Sillem had de teksten van de treurzangen in zijn zwanenzang, die bij zijn begrafenisplechtigheid zouden worden voorgedragen, zelf geschreven. De in die tijd reeds beroemde componist Georg Philipp Telemann had de teksten op muziek gezet. Telemann was destijds cantor van de St.-Petri-Kirche te Hamburg en dirigeerde zelf het requiem dat hij voor deze gelegenheid had geschreven. Daar het de gewoonte was om na het heengaan van vooraanstaande personen een professor van het Johanneum huldigende woorden te laten uitspreken, bepaalde Garlieb: “De maker van het programmaboekje wil ik op het hart drukken om alle vleierijen en loftuitingen achterwege te laten. Deze dienen geen enkel nut en ik heb mij daar tijdens mijn leven steeds zeer aan geërgerd. Zo ik al wat goeds in de wereld zou hebben bereikt, waarnaar ik ten minste met goddelijke hulp heb gestreefd, dan heb ik toch slechts dat gedaan wat ik schuldig was en zal voor God en de mensen een even nutteloze knecht blijven".

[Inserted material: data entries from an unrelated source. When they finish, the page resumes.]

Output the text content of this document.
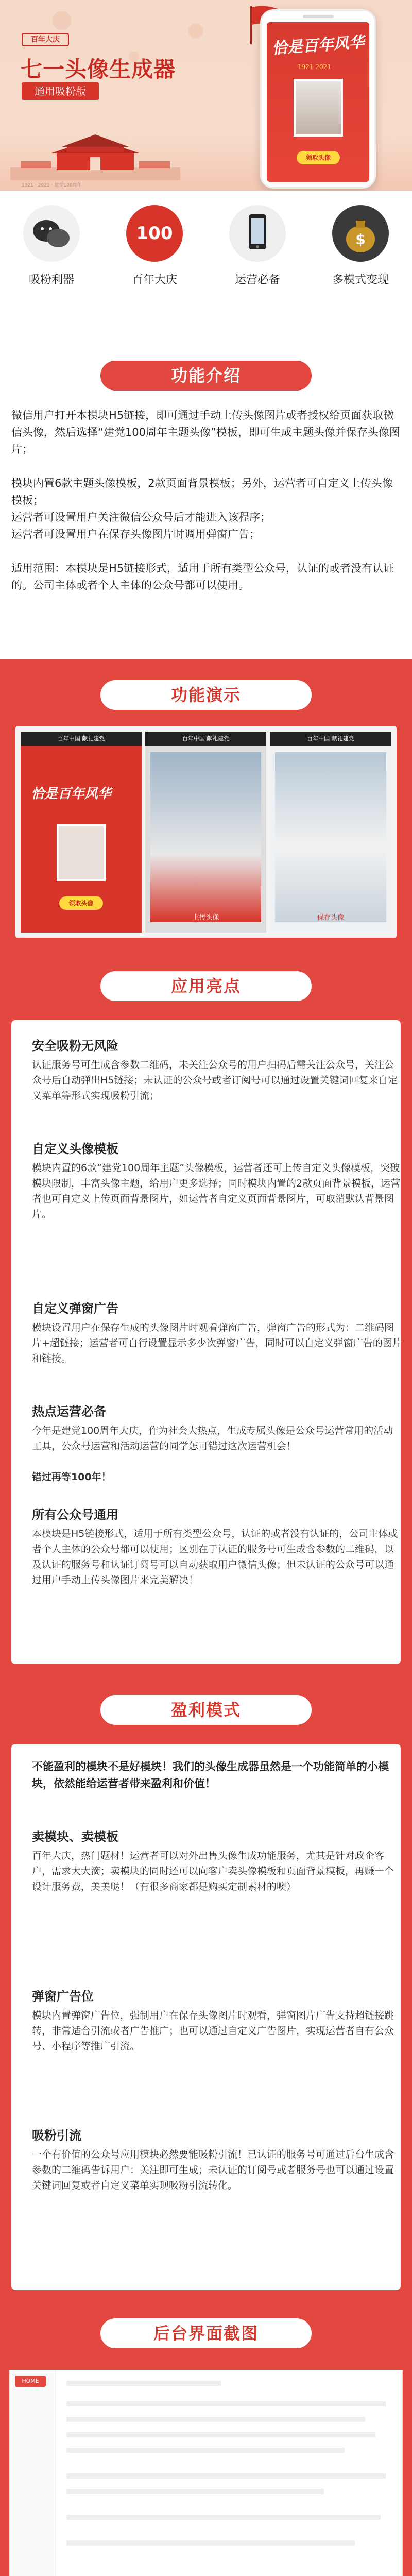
百年大庆
七一头像生成器
通用吸粉版
1921 - 2021 · 建党100周年
恰是百年风华
1921 2021
领取头像
吸粉利器
100
百年大庆	运营必备
$
多模式变现
功能介绍
微信用户打开本模块H5链接，即可通过手动上传头像图片或者授权给页面获取微信头像，然后选择“建党100周年主题头像”模板，即可生成主题头像并保存头像图片；
模块内置6款主题头像模板，2款页面背景模板；另外，运营者可自定义上传头像模板；
运营者可设置用户关注微信公众号后才能进入该程序；
运营者可设置用户在保存头像图片时调用弹窗广告；
适用范围：本模块是H5链接形式，适用于所有类型公众号，认证的或者没有认证的。公司主体或者个人主体的公众号都可以使用。
功能演示
百年中国 献礼建党
恰是百年风华
领取头像
百年中国 献礼建党
上传头像
百年中国 献礼建党
保存头像
应用亮点
安全吸粉无风险
认证服务号可生成含参数二维码，未关注公众号的用户扫码后需关注公众号，关注公众号后自动弹出H5链接；未认证的公众号或者订阅号可以通过设置关键词回复来自定义菜单等形式实现吸粉引流；
自定义头像模板
模块内置的6款“建党100周年主题”头像模板，运营者还可上传自定义头像模板，突破模块限制，丰富头像主题，给用户更多选择；同时模块内置的2款页面背景模板，运营者也可自定义上传页面背景图片，如运营者自定义页面背景图片，可取消默认背景图片。
自定义弹窗广告
模块设置用户在保存生成的头像图片时观看弹窗广告，弹窗广告的形式为：二维码图片+超链接；运营者可自行设置显示多少次弹窗广告，同时可以自定义弹窗广告的图片和链接。
热点运营必备
今年是建党100周年大庆，作为社会大热点，生成专属头像是公众号运营常用的活动工具，公众号运营和活动运营的同学怎可错过这次运营机会！
错过再等100年！
所有公众号通用
本模块是H5链接形式，适用于所有类型公众号，认证的或者没有认证的，公司主体或者个人主体的公众号都可以使用；区别在于认证的服务号可生成含参数的二维码，以及认证的服务号和认证订阅号可以自动获取用户微信头像；但未认证的公众号可以通过用户手动上传头像图片来完美解决！
盈利模式
不能盈利的模块不是好模块！我们的头像生成器虽然是一个功能简单的小模块，依然能给运营者带来盈利和价值！
卖模块、卖模板
百年大庆，热门题材！运营者可以对外出售头像生成功能服务，尤其是针对政企客户，需求大大滴；卖模块的同时还可以向客户卖头像模板和页面背景模板，再赚一个设计服务费，美美哒！（有很多商家都是购买定制素材的噢）
弹窗广告位
模块内置弹窗广告位，强制用户在保存头像图片时观看，弹窗图片广告支持超链接跳转，非常适合引流或者广告推广；也可以通过自定义广告图片，实现运营者自有公众号、小程序等推广引流。
吸粉引流
一个有价值的公众号应用模块必然要能吸粉引流！已认证的服务号可通过后台生成含参数的二维码告诉用户：关注即可生成；未认证的订阅号或者服务号也可以通过设置关键词回复或者自定义菜单实现吸粉引流转化。
后台界面截图
HOME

Zoals zijn laatste 'Zwanenzang' bewijst, was Garlieb dichterlijk begaafd. Evenzo hield hij van schilderijen; na zijn dood werden in totaal 95 schilderijen van binnen- en buitenlandse meesters voor 8000 bancomark verkocht.
In het 'Hanseatisch Magazin' uit 1801 is de volgende karakterisering van deze zeer verdienstelijke man te vinden:
“Vol kracht en onvermoeid heeft hij zich ingezet voor het welzijn van de mensen en voor het vaderland in sombere tijden van burgertwist, vreemde overheersing en de pest waartegen met name hij, als oprichter en hoofd van de toenmalige tijdelijke gezondheidsafdeling een dam opwierp; later gaf hij in rustige tijden steevast en gelukkig leiding aan de bijgewerkte grondwet".